Last Updated May 23, 2008 6:51 PM EDT
The logic behind this idea is that it is far better to incentivize people in the community to help tell the news than it is to dismiss them as hopeless amateurs. One newspaper that is already doing a credible job of this is the Hartford Courant.
The Courant has not only succeeded in engaging members of its community to participate, it has taken a next logical step by reverse publishing the user-generated-content (UGC) in six micro-community editions every Sunday.
The newspaper's online portal, iTowns, hosts news breaks, event listings, photos and videos submitted by people in each of the six zones within (and somewhat beyond) its traditional circulation area. The site carries blogs from a reporter assigned to each zone; this journalist also serves as a kind of mentor-editor by gathering and presenting the UGC.
In all, the Courant currently covers 72 separate Connecticut communities with its iTowns outreach.
To me, the most creative part of this effort revolves around the six print tabloid iTowns editions that come out on Sundays.

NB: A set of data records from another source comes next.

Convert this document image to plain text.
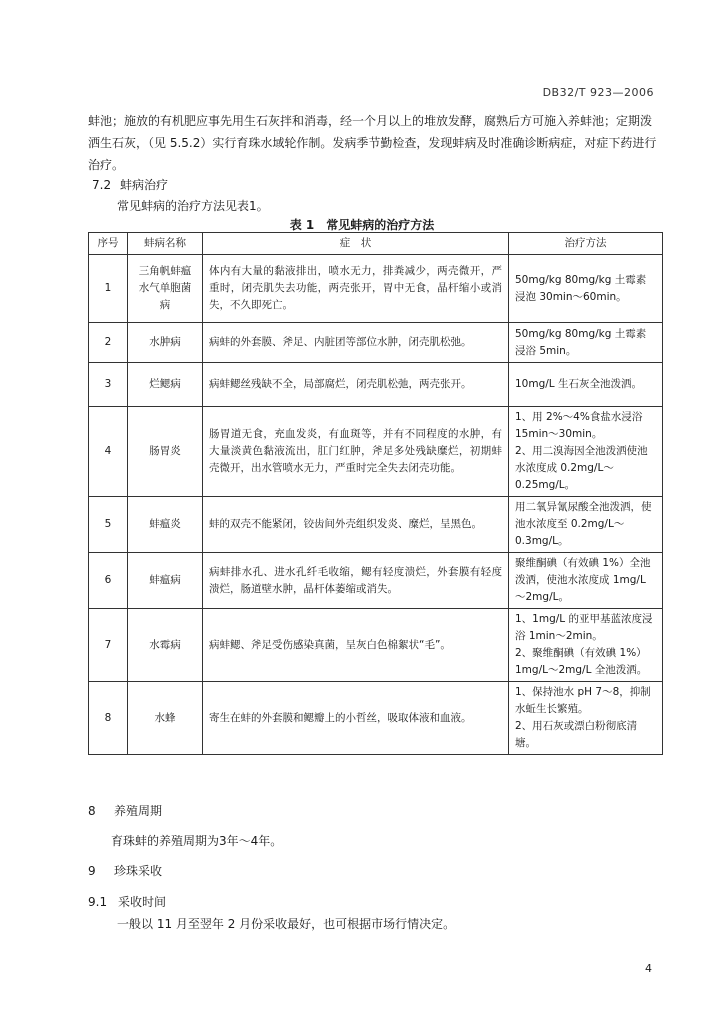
DB32/T 923—2006
蚌池；施放的有机肥应事先用生石灰拌和消毒，经一个月以上的堆放发酵，腐熟后方可施入养蚌池；定期泼洒生石灰，（见 5.5.2）实行育珠水域轮作制。发病季节勤检查，发现蚌病及时准确诊断病症，对症下药进行治疗。
7.2 蚌病治疗
常见蚌病的治疗方法见表1。
表 1　常见蚌病的治疗方法
序号	蚌病名称	症　状	治疗方法
1	三角帆蚌瘟水气单胞菌病	体内有大量的黏液排出，喷水无力，排粪减少，两壳微开，严重时，闭壳肌失去功能，两壳张开，胃中无食，晶杆缩小或消失，不久即死亡。	50mg/kg 80mg/kg 土霉素浸泡 30min～60min。
2	水肿病	病蚌的外套膜、斧足、内脏团等部位水肿，闭壳肌松弛。	50mg/kg 80mg/kg 土霉素浸浴 5min。
3	烂鳃病	病蚌鳃丝残缺不全，局部腐烂，闭壳肌松弛，两壳张开。	10mg/L 生石灰全池泼洒。
4	肠胃炎	肠胃道无食，充血发炎，有血斑等，并有不同程度的水肿，有大量淡黄色黏液流出，肛门红肿，斧足多处残缺糜烂，初期蚌壳微开，出水管喷水无力，严重时完全失去闭壳功能。	1、用 2%～4%食盐水浸浴15min～30min。
2、用二溴海因全池泼洒使池水浓度成 0.2mg/L～0.25mg/L。
5	蚌瘟炎	蚌的双壳不能紧闭，铰齿间外壳组织发炎、糜烂，呈黑色。	用二氧异氰尿酸全池泼洒，使池水浓度至 0.2mg/L～0.3mg/L。
6	蚌瘟病	病蚌排水孔、进水孔纤毛收缩，鳃有轻度溃烂，外套膜有轻度溃烂，肠道壁水肿，晶杆体萎缩或消失。	聚维酮碘（有效碘 1%）全池泼洒，使池水浓度成 1mg/L～2mg/L。
7	水霉病	病蚌鳃、斧足受伤感染真菌，呈灰白色棉絮状“毛”。	1、1mg/L 的亚甲基蓝浓度浸浴 1min～2min。
2、聚维酮碘（有效碘 1%）1mg/L～2mg/L 全池泼洒。
8	水蜂	寄生在蚌的外套膜和鳃瓣上的小哲丝，吸取体液和血液。	1、保持池水 pH 7～8，抑制水蚯生长繁殖。
2、用石灰或漂白粉彻底清塘。
8 养殖周期
育珠蚌的养殖周期为3年～4年。
9 珍珠采收
9.1 采收时间
一般以 11 月至翌年 2 月份采收最好，也可根据市场行情决定。
4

These editions offer a week-in-review column by a journalist and a small amount of other professional content, but the main draw is the UGC. This cleverly exploits an ancient truth: Everyone loves to see their writing get published!
The covers of the six iTowns Sunday editions feature works by local artists. This art also appears in an online gallery, which doubles as the site where citizens can submit new works for future consideration.
The bottom line is this: A traditional newspaper is using technology creatively to engage citizens to help produce the news (and art) in the communities it serves. In the process, it is actually expanding its portfolio of paper products!
Sounds like a viable business model to me.
(Note: I'm indebted to European blogger Jean Yves Chainon for excellent reporting about the Courant's project.)